Bappenas Dorong Integrasi Data SDI untuk Arah Pembangunan Nasional

Selasa, 27 Januari 2026 | 14:36:59 WIB
Bappenas Dorong Integrasi Data SDI untuk Arah Pembangunan Nasional

JAKARTA - Pemanfaatan data kini menjadi tulang punggung arah kebijakan pembangunan di Indonesia. Pemerintah menilai bahwa tanpa fondasi data yang solid, perencanaan pembangunan berisiko tidak tepat sasaran dan sulit dikendalikan. 
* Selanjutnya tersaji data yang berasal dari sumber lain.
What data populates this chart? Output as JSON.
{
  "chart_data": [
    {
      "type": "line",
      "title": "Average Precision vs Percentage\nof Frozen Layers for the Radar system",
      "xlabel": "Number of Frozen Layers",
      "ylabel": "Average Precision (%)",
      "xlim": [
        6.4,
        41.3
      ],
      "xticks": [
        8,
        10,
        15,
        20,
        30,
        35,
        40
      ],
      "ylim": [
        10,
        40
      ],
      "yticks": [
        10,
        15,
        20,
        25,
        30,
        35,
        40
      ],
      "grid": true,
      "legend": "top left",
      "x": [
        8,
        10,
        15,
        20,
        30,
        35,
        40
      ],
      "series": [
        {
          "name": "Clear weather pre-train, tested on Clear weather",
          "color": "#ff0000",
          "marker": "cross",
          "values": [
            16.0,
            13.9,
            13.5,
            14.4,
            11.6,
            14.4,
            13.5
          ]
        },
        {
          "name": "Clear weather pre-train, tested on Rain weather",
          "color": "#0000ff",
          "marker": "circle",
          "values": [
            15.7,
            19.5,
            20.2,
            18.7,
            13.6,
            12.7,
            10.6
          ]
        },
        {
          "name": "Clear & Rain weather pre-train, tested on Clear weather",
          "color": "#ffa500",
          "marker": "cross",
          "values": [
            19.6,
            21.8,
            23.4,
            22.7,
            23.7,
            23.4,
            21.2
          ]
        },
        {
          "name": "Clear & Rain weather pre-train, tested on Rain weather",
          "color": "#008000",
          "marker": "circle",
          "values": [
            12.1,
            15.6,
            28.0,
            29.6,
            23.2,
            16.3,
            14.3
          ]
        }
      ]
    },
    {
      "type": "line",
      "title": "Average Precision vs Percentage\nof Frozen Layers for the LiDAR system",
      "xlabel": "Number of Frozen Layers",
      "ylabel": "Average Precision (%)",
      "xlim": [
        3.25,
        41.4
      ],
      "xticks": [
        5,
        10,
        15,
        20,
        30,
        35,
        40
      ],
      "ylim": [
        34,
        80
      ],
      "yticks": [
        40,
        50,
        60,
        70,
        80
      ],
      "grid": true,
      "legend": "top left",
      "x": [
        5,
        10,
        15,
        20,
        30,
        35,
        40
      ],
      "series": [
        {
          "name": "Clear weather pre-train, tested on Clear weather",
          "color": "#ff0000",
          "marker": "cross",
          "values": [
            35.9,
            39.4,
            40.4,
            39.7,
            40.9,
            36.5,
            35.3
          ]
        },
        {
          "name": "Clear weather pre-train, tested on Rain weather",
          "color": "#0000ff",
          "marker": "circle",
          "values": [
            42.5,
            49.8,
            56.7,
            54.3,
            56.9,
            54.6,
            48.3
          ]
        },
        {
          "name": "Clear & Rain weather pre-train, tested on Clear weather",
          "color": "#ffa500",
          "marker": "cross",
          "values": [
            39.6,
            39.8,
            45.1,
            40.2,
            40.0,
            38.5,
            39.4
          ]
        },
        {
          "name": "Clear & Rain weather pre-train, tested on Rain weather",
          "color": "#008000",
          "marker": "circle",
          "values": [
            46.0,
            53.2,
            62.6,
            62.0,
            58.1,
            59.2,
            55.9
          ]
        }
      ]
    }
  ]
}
Karena itu, Kementerian Perencanaan Pembangunan Nasional/Bappenas menempatkan Satu Data Indonesia (SDI) sebagai kerangka utama agar pembangunan di tingkat pusat hingga daerah berjalan sejalan, terukur, dan berbasis bukti yang dapat dipertanggungjawabkan.

Menteri PPN/Kepala Bappenas Rachmat Pambudy menegaskan bahwa integrasi data bukan lagi sekadar pilihan, melainkan keharusan. Menurutnya, pembangunan nasional di masa depan harus mengandalkan data yang tidak hanya tersedia, tetapi juga terpercaya, presisi, dan saling terhubung dalam satu sistem bersama. Dengan demikian, setiap kebijakan dan program pembangunan memiliki dasar yang jelas dan dapat dipantau dampaknya.

Pembangunan Harus Berbasis Satu Data Indonesia

Rachmat menekankan bahwa pembangunan nasional di pusat dan daerah harus semakin berbasis data yang dikelola dalam satu ekosistem. Menurutnya, nilai strategis data baru benar-benar muncul ketika data disatukan dan diolah secara terintegrasi.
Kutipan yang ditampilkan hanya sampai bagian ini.